Chronic neurovisceral ASMD presents with similar symptoms as the chronic visceral form of the disease, but these patients also develop neurologic symptoms of gross motor delay, ataxia and learning disability.


ASMD is an autosomal recessive genetic disorder caused by mutations in the SMPD1 gene that encodes for the enzyme acid sphingomyelinase (ASM), which metabolizes sphingomyelin.

Sphingomyelin is a major plasma membrane phospholipid involved in various cellular processes, including cell proliferation and cell cycle progression. When not metabolized, sphingomyelin accumulates in cells of the monocyte-macrophage system; this accumulation can cause substantial organ damage, particularly in the liver, spleen, and lung, and in severe cases, neuronopathic damage.

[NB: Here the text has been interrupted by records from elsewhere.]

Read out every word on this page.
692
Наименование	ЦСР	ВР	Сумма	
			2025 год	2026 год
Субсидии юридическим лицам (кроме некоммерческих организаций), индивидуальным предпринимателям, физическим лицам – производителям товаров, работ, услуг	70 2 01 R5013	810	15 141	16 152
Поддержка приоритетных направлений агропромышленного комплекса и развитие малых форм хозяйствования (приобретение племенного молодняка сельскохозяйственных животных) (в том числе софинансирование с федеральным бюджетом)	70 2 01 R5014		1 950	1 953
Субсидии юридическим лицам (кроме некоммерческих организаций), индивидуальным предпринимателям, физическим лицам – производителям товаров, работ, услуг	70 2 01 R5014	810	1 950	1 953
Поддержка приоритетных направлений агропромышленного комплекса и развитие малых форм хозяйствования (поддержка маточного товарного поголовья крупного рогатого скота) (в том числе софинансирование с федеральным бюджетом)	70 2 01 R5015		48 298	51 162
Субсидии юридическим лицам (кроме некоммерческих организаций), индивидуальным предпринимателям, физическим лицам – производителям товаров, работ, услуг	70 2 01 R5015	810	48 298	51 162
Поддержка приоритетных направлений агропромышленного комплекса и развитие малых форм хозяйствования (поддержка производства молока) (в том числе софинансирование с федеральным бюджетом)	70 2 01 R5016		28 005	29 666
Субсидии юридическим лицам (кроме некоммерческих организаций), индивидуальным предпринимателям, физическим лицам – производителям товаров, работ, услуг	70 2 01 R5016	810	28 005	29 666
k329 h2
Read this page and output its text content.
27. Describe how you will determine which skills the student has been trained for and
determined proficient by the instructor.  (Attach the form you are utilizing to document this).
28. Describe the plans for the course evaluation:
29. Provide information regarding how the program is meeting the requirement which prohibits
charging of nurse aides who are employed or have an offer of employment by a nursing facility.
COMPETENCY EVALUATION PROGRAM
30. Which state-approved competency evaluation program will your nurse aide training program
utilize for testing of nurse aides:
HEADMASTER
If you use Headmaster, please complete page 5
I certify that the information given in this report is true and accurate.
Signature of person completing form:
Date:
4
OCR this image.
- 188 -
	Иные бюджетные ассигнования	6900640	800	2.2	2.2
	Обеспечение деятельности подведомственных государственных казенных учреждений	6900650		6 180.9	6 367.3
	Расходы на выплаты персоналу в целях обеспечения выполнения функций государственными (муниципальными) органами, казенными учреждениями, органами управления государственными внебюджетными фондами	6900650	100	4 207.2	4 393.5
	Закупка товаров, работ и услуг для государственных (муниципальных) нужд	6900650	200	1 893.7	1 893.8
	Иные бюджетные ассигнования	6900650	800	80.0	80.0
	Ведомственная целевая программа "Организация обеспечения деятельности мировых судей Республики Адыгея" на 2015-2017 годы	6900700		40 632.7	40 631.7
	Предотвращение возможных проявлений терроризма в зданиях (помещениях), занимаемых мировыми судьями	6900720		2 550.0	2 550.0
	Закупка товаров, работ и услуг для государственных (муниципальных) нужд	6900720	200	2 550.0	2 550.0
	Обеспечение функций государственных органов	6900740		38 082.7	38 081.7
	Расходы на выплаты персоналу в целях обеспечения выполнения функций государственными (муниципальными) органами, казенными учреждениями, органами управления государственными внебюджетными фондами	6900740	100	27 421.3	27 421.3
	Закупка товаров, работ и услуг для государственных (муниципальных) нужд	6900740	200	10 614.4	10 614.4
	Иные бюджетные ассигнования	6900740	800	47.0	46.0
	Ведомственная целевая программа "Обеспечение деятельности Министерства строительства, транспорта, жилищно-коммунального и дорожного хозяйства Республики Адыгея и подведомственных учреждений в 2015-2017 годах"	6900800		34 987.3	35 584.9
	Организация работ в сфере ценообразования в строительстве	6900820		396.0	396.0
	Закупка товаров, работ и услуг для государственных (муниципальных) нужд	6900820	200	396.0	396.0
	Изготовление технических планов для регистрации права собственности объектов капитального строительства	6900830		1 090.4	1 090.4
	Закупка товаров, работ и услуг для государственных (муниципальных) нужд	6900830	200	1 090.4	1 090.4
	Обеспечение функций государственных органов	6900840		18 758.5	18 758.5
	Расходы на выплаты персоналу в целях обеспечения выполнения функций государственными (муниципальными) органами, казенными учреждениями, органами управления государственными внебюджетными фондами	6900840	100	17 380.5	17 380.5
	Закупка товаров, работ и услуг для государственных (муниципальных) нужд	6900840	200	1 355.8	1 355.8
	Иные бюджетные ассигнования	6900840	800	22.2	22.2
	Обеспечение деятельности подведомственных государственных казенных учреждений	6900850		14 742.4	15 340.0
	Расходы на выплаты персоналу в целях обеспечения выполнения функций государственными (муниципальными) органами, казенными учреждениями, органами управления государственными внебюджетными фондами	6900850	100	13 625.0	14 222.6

Currently, there are no approved treatment options for patients with ASMD


The rarity of ASMD, heterogeneity of its manifestations, and challenging differential diagnosis can result in delayed diagnosis and management of patients.

An initial diagnosis is often based on biochemical testing showing low residual ASM enzyme activity using dried blood spots as blood-based assays. Additional confirmatory testing options of ASM activity include leukocytes, peripheral blood lymphocytes, and skin fibroblast cultures.

Additional diagnostic confirmation can be achieved using molecular genetic testing to identify
2 disease-causing alleles in the SMPD1 gene; however, molecular testing should not be substituted for the assessment of reduced ASM activity through biochemical testing.  Identifying the disease-causing alleles facilitates individual genetic counseling and carrier screening.


Infantile neurovisceral ASMD is uniformly fatal, typically by 3 years of age. Although patients with chronic ASMD may die in childhood due to complications of the disease, many patients survive into adulthood. In chronic visceral ASMD, the leading causes of death are respiratory and liver failure.